Leading the way: Eaton Vance Corp., which has seen its stock rise almost 7,000 percent cumulatively over that roughly 24-year span. Meanwhile, T. Rowe Price Group Inc.'s shares gained just under 5,000 percent, while Franklin Resources Inc. climbed about 3,700 percent.

Investors in those companies' best mutual funds didn't fare quite so well.


The top-performing fund from each company over the same period was Eaton Vance Worldwide Health Sciences Fund, with a total cumulative return of about 1,500 percent. Franklin's Mutual Quest Fund rose almost 1,300 percent, and T. Rowe Price Capital Appreciation Fund gained close to 1,200 percent.

Those are impressive results, albeit from the finest funds out of hundreds that these three giants have offered over the past 24 years. By contrast, the Standard & Poor's 500 Index rose 366.2 percent in the period.

There are two main reasons for fund companies' outsized returns: the highly profitable nature of their industry, and explosion in assets delivered by the trend away from company pensions toward individual retirement accounts.

Money managers essentially make their income from one source: assets under management. A big part of fund companies' growth since 1986 is that rising markets has raised their asset levels regardless of any organic growth. But on top of that, money has flooded in from individuals due to companies moving away from guaranteed pensions in favor of self-directed 401(k) retirement plans.

That's seen assets in the fund industry grow to $11 trillion at the end of February from $645 billion in mid-1986, according to the Investment Company Institute.

On top of these growth trends, the nature of the business has worked in fund companies' favor. If a fund's management fees are 1 percent of assets, for example, then an additional $1 billion into a portfolio brings an additional $10 million in revenue -- excluding certain pricing discounts such as breakpoints. But since the fund company doesn't have to hire another portfolio manager or more research analysts to handle the new money, that additional revenue is quite profitable.

"The asset growth is all top-line growth," said Matt Snowling, analyst at FBR Capital Markets, who covers fund managers.
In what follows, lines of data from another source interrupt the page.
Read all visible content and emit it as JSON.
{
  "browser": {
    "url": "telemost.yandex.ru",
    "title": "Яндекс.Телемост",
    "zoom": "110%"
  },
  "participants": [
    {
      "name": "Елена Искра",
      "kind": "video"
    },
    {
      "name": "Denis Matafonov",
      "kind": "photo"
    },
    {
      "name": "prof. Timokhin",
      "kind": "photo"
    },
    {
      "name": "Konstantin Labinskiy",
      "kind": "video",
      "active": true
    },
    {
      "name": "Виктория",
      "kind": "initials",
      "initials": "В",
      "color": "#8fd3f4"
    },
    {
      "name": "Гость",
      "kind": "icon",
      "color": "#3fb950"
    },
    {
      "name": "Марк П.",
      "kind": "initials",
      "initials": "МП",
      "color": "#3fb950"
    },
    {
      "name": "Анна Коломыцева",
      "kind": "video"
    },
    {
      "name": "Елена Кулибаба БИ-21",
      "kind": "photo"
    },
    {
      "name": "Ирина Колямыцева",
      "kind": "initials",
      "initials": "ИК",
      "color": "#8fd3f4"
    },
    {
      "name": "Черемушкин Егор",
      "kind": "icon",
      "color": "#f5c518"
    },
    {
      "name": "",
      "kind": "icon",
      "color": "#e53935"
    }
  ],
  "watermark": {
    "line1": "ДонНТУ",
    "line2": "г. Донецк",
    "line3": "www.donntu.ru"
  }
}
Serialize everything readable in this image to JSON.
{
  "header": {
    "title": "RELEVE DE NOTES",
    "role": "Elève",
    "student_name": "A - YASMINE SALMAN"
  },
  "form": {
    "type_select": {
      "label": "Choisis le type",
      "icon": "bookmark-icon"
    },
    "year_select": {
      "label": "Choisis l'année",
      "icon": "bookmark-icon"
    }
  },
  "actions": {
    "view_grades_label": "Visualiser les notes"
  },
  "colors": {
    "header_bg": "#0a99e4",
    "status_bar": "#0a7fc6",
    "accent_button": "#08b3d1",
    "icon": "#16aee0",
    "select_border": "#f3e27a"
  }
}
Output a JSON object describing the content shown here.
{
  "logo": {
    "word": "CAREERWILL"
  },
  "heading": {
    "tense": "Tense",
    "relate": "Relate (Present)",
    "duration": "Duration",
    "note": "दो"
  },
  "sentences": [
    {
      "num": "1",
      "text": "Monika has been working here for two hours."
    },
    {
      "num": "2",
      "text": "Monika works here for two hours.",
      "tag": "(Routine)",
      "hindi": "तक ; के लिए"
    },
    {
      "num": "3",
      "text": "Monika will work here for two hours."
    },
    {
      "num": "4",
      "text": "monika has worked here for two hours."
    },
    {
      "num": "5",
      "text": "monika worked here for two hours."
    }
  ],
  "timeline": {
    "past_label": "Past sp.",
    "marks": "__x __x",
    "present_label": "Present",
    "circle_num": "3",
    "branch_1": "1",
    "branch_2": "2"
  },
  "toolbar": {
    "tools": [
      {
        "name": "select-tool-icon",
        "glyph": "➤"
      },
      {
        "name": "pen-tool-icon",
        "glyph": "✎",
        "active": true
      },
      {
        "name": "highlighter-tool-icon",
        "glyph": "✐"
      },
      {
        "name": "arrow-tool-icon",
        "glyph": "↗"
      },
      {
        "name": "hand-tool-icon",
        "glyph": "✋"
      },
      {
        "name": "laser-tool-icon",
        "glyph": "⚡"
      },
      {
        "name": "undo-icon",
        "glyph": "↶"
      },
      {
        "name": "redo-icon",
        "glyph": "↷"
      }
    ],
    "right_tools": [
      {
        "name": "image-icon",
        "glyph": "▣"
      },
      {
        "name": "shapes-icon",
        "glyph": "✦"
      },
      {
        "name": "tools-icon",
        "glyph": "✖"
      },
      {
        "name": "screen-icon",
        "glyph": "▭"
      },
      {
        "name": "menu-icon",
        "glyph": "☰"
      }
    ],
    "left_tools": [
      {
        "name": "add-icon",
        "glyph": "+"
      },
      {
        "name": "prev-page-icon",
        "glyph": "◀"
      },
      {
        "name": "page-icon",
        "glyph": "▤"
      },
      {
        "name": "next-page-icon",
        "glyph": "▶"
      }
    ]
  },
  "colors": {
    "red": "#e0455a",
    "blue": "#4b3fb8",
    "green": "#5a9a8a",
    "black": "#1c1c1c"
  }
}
But this lucrative pipeline may be narrowing. Snowling said the past 20-plus years were turbocharged because the fund industry was growing rapidly. The outsized performance of these fund-company stocks reflects how a relatively tiny industry became such a core part of Americans' financial lives, he said.
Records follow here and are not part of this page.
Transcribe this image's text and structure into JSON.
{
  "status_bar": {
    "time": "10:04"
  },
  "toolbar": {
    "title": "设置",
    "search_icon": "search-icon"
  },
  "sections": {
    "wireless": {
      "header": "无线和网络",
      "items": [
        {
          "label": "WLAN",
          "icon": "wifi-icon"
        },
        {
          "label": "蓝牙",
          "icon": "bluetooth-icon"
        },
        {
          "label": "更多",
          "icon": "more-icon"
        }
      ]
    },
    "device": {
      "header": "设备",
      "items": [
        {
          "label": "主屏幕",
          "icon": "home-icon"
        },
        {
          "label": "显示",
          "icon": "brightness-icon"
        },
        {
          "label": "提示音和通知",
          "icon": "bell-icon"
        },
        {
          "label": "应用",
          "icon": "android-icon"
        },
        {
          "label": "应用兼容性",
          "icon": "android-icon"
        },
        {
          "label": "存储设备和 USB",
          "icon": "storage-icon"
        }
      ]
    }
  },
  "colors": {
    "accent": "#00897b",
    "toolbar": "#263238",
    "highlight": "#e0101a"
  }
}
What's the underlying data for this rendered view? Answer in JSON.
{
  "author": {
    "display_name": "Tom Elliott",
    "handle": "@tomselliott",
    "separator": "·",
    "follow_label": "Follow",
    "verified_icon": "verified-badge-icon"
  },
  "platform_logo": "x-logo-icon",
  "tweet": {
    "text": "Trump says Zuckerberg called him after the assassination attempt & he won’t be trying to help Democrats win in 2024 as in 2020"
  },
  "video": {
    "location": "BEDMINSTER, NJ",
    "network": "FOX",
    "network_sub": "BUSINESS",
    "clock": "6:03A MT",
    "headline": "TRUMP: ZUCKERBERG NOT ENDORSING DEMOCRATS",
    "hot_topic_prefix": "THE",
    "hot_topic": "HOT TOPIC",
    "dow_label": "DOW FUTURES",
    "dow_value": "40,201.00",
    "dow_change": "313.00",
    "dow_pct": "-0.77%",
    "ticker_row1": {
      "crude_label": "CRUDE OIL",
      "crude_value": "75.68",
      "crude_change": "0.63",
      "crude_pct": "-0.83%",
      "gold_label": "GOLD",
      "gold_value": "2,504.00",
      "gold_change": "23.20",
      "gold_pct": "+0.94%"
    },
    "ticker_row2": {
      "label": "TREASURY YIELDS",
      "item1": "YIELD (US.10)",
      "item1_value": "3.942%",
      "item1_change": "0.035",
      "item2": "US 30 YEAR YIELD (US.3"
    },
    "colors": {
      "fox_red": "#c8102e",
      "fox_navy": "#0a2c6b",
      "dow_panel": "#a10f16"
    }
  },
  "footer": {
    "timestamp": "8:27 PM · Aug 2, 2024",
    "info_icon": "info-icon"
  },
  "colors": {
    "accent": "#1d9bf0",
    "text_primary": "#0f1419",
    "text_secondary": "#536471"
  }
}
Nowadays, Snowling said, asset management is "a mature industry." The shift to 401(k)s has almost finished, he added, meaning the end of that particular boom for fund companies.

Moreover, fund firms face new challenges. The biggest hurdles: competition from cheaper, more tax-efficient index-linked mutual funds and exchange-traded funds, and the growth of direct investing through online discount brokers such as E-Trade Financial Corp. and Scottrade Inc.

"Twenty years ago if you wanted to invest in stocks, and you didn't have enough to open a Merrill Lynch account, you needed a mutual fund," said Snowling. "The emergence of direct investing has taken assets from mutual funds."

Going forward, the strongest asset managers will offer a diverse lineup of funds to capture new money. Snowling said.

And there's always the cautionary tale to ward off investors who might think all asset managers are a sure bet. Take Janus Capital Group Inc., once a darling of the stock market. The firm's assets under management peaked at $258 billion at the end of 2000, Snowling said. Last March, the Denver-based firm managed $165 billion. Janus went public in June 2000, closing its first day of trading at $38.38 a share. On Wednesday, the shares closed at $13.18.

Perhaps those top-performing funds aren't such a bad option, after all.